Parrot Records and Streetwise Records were, handily, just up the road and both played a vital role in my musical upbringing. Parrot was mainly indie, punk and metal while Streetwise was dance music, with a strong focus on DnB, house and breaks. When I was in my early teens I’d go to Parrot mainly for the legendary ‘five pound tape rack’ which was on the left hand side, near the counter, as you walked in. It had loads of metal, and lots of 1990s American punk rock - all the Epitaph bands: NOFX, Bad Religion, Rancid, Pennywise - you know the drill - as well as noisier gear: Melvins, Amphetamine Reptile records, Alternative Tentacles etc. I loved the way the guy behind the counter was always subtly trying to turn people onto weirder stuff. Like, if I went up to the counter with a NOFX tape he’d invariably smile and ask if I’d ever heard of the Dead Kennedys or Black Flag. Not in a snobby way - he just genuinely wanted his younger customers to listen to more interesting music, to connect the dots.

 Looking back, Parrot played a really important role in the genesis of my book Monolithic Undertow as, later, it was the first record shop where I was exposed to more hypnotic, heavier sounds. As a lover of all things heavy (and combustible), I gravitated toward the nascent stoner rock scene in the mid 90s, and Parrot stocked a lot of it. Three specific albums stick out from that time - all were really important gateways to heavier, weirder, dronier stuff in later life - and all three still stand up, and get regular plays, today.

Fu Manchu - In Search Of…

I love Fu Manchu. They remind me of AC/DC or Motorhead in that they never, ever change. I love that about them. You know what you’re going to get within twenty seconds of putting a Fu Manchu record on - massive, fuzzy, dayglo riffs and lyrics about UFOs and dune buggies and surfing and camper vans and beer and bongs. It’s really great, simple, dunderheaded escapist music. Singer/guitarist Scott Hill famously listens to nothing but 1970s rock and 1980s hardcore - literally nothing else - and that kind of obsessive focus drives the band. They are utterly impervious to the fickle winds of trend. In Search Of… is a total beast that pivots on hypnotic riffs, smoking grooves and raw punk energy. Killer.

Karma to Burn - Karma to Burn

A strange and mystical band from the badlands of the West Virginia mountains, Karma to Burn are (usually) an instrumental group but - on their record company’s behest - they were forced to hire a singer for this debut album. It’s like nothing else: a deeply sinister, mezcal-scented, woozy, amphetamine psychosis kinda vibe - a mutant Sam Peckinpah soundtrack type affair - all gut-rot wine, too much sun and bad prescription drugs.

Iron Monkey - Iron Monkey

 One of the strangest and heaviest bands of all time.

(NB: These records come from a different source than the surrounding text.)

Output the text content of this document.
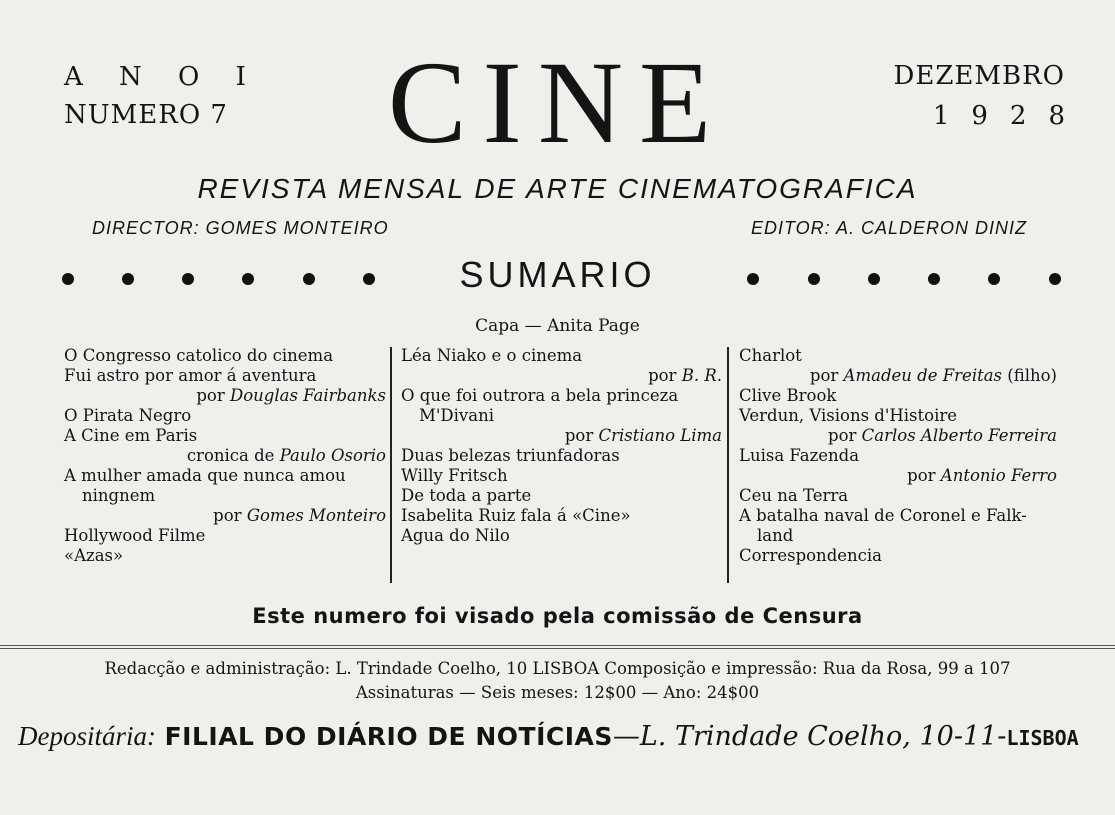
A N O I
NUMERO 7	CINE	DEZEMBRO
1928
REVISTA MENSAL DE ARTE CINEMATOGRAFICA
DIRECTOR: GOMES MONTEIRO	EDITOR: A. CALDERON DINIZ
SUMARIO
Capa — Anita Page
O Congresso catolico do cinema
Fui astro por amor á aventura
por Douglas Fairbanks
O Pirata Negro
A Cine em Paris
cronica de Paulo Osorio
A mulher amada que nunca amou
ningnem
por Gomes Monteiro
Hollywood Filme
«Azas»
Léa Niako e o cinema
por B. R.
O que foi outrora a bela princeza
M'Divani
por Cristiano Lima
Duas belezas triunfadoras
Willy Fritsch
De toda a parte
Isabelita Ruiz fala á «Cine»
Agua do Nilo
Charlot
por Amadeu de Freitas (filho)
Clive Brook
Verdun, Visions d'Histoire
por Carlos Alberto Ferreira
Luisa Fazenda
por Antonio Ferro
Ceu na Terra
A batalha naval de Coronel e Falk-
land
Correspondencia
Este numero foi visado pela comissão de Censura
Redacção e administração: L. Trindade Coelho, 10 LISBOA Composição e impressão: Rua da Rosa, 99 a 107
Assinaturas — Seis meses: 12$00 — Ano: 24$00
Depositária: FILIAL DO DIÁRIO DE NOTÍCIAS—L. Trindade Coelho, 10-11-LISBOA
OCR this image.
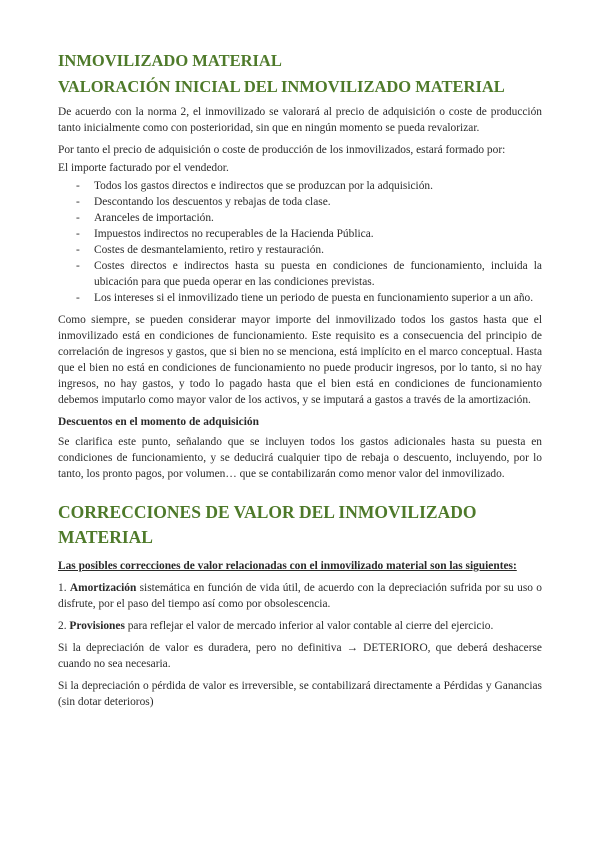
INMOVILIZADO MATERIAL
VALORACIÓN INICIAL DEL INMOVILIZADO MATERIAL

De acuerdo con la norma 2, el inmovilizado se valorará al precio de adquisición o coste de producción tanto inicialmente como con posterioridad, sin que en ningún momento se pueda revalorizar.

Por tanto el precio de adquisición o coste de producción de los inmovilizados, estará formado por:

El importe facturado por el vendedor.

- Todos los gastos directos e indirectos que se produzcan por la adquisición.
- Descontando los descuentos y rebajas de toda clase.
- Aranceles de importación.
- Impuestos indirectos no recuperables de la Hacienda Pública.
- Costes de desmantelamiento, retiro y restauración.
- Costes directos e indirectos hasta su puesta en condiciones de funcionamiento, incluida la ubicación para que pueda operar en las condiciones previstas.
- Los intereses si el inmovilizado tiene un periodo de puesta en funcionamiento superior a un año.

Como siempre, se pueden considerar mayor importe del inmovilizado todos los gastos hasta que el inmovilizado está en condiciones de funcionamiento. Este requisito es a consecuencia del principio de correlación de ingresos y gastos, que si bien no se menciona, está implícito en el marco conceptual. Hasta que el bien no está en condiciones de funcionamiento no puede producir ingresos, por lo tanto, si no hay ingresos, no hay gastos, y todo lo pagado hasta que el bien está en condiciones de funcionamiento debemos imputarlo como mayor valor de los activos, y se imputará a gastos a través de la amortización.

Descuentos en el momento de adquisición

Se clarifica este punto, señalando que se incluyen todos los gastos adicionales hasta su puesta en condiciones de funcionamiento, y se deducirá cualquier tipo de rebaja o descuento, incluyendo, por lo tanto, los pronto pagos, por volumen… que se contabilizarán como menor valor del inmovilizado.

CORRECCIONES DE VALOR DEL INMOVILIZADO MATERIAL

Las posibles correcciones de valor relacionadas con el inmovilizado material son las siguientes:

1. Amortización sistemática en función de vida útil, de acuerdo con la depreciación sufrida por su uso o disfrute, por el paso del tiempo así como por obsolescencia.

2. Provisiones para reflejar el valor de mercado inferior al valor contable al cierre del ejercicio.

Si la depreciación de valor es duradera, pero no definitiva → DETERIORO, que deberá deshacerse cuando no sea necesaria.

Si la depreciación o pérdida de valor es irreversible, se contabilizará directamente a Pérdidas y Ganancias (sin dotar deterioros)
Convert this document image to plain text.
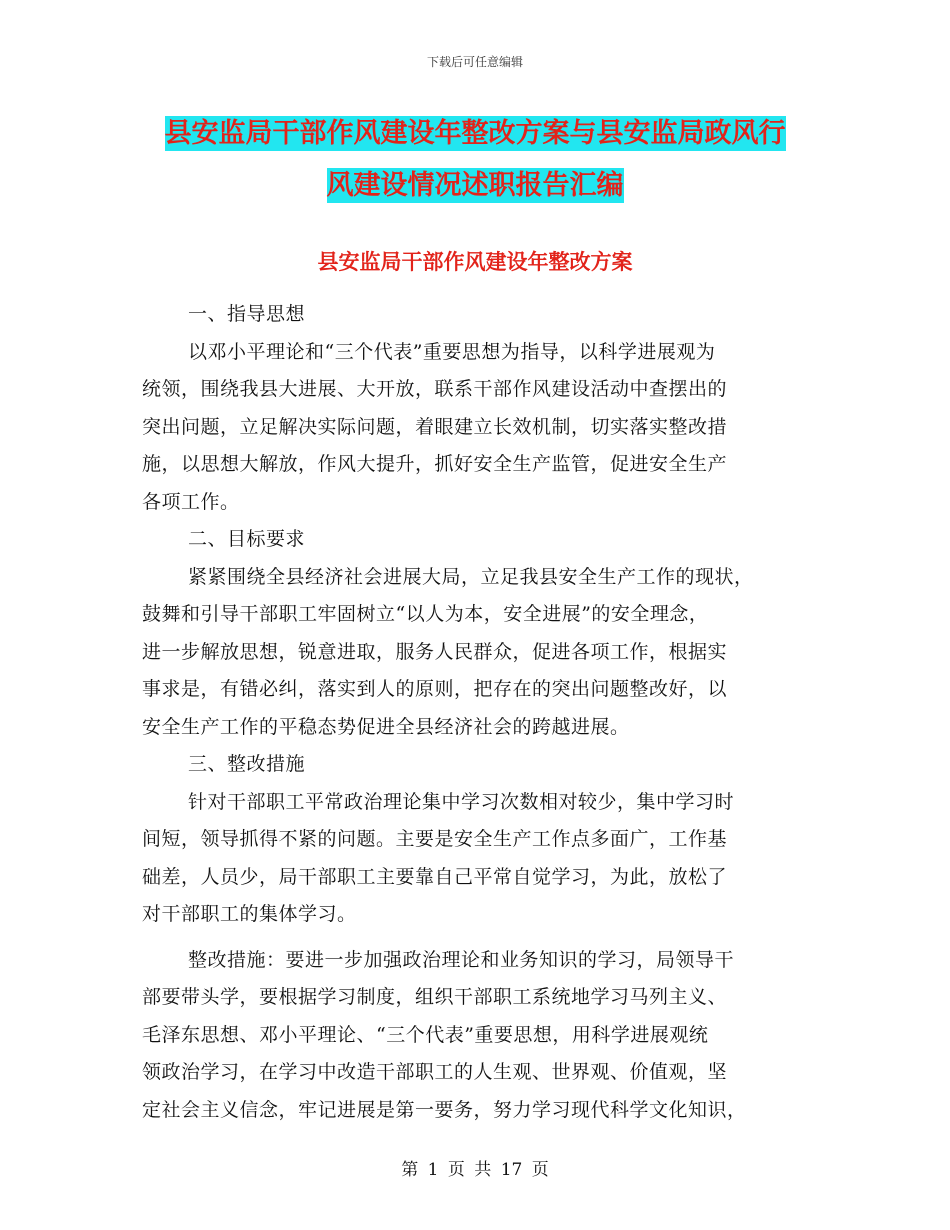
下载后可任意编辑
县安监局干部作风建设年整改方案与县安监局政风行
风建设情况述职报告汇编
县安监局干部作风建设年整改方案
一、指导思想
以邓小平理论和“三个代表”重要思想为指导，以科学进展观为
统领，围绕我县大进展、大开放，联系干部作风建设活动中查摆出的
突出问题，立足解决实际问题，着眼建立长效机制，切实落实整改措
施，以思想大解放，作风大提升，抓好安全生产监管，促进安全生产
各项工作。
二、目标要求
紧紧围绕全县经济社会进展大局，立足我县安全生产工作的现状，
鼓舞和引导干部职工牢固树立“以人为本，安全进展”的安全理念，
进一步解放思想，锐意进取，服务人民群众，促进各项工作，根据实
事求是，有错必纠，落实到人的原则，把存在的突出问题整改好，以
安全生产工作的平稳态势促进全县经济社会的跨越进展。
三、整改措施
针对干部职工平常政治理论集中学习次数相对较少，集中学习时
间短，领导抓得不紧的问题。主要是安全生产工作点多面广，工作基
础差，人员少，局干部职工主要靠自己平常自觉学习，为此，放松了
对干部职工的集体学习。
整改措施：要进一步加强政治理论和业务知识的学习，局领导干
部要带头学，要根据学习制度，组织干部职工系统地学习马列主义、
毛泽东思想、邓小平理论、“三个代表”重要思想，用科学进展观统
领政治学习，在学习中改造干部职工的人生观、世界观、价值观，坚
定社会主义信念，牢记进展是第一要务，努力学习现代科学文化知识，
第 1 页 共 17 页
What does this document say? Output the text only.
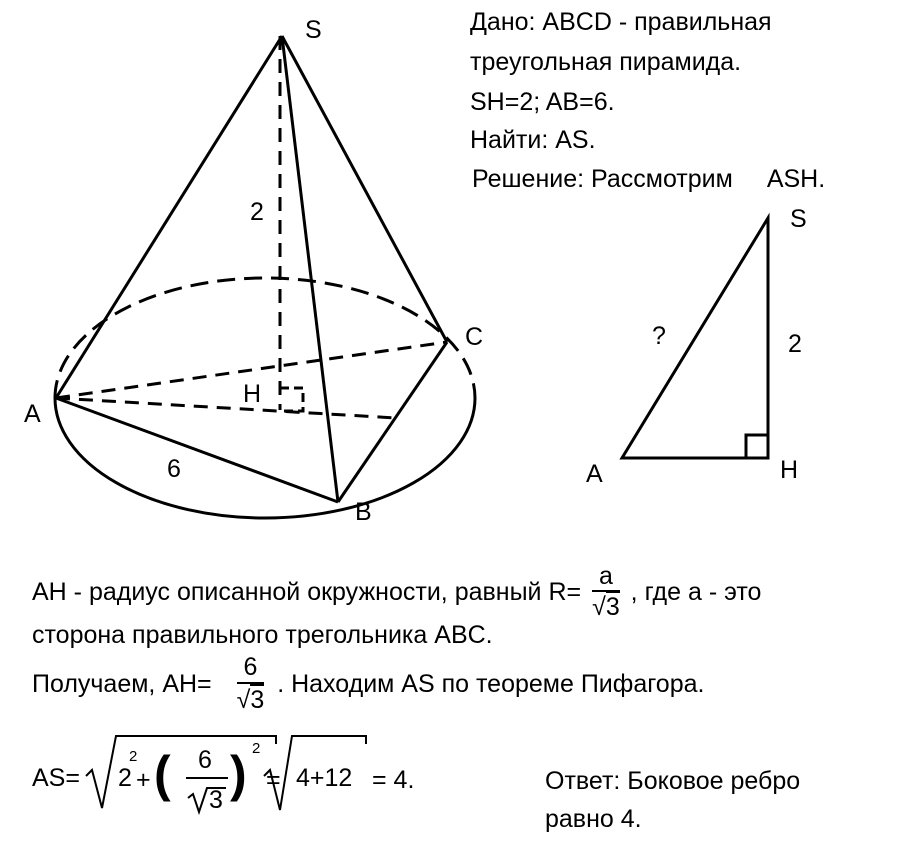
S
A
B
C
H
2
6
S
A	H
?	2
Дано: ABCD - правильная
треугольная пирамида.
SH=2; AB=6.
Найти: AS.
Решение: Рассмотрим ASH.
AH - радиус описанной окружности, равный $R= \frac{a}{√3}$ , где a - это
сторона правильного трегольника ABC.
Получаем, $AH= \frac{6}{√3}$ . Находим AS по теореме Пифагора.
AS= 2
2
+ ( 6
3 ) 2
= 4+12 = 4.	Ответ: Боковое ребро
равно 4.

Iron Monkey were from Nottingham and were often touted as ‘England’s answer to Eyehategod’ but, though sharing a similar sludgy sound, were way heavier. Lyrically, singer Johnny Morrow (who sadly died of kidney failure in 2002) delivered cryptic, nightmarish, Burroughs-esque cut-up vignettes in an anguished scream that sounded like armageddon. The most extreme vocal delivery of all time? Quite possibly. But the whole thing is grounded by these gargantuan grooves and swirling riffs - a monolithic slab as hypnotic as it is aggressive. 100% essential.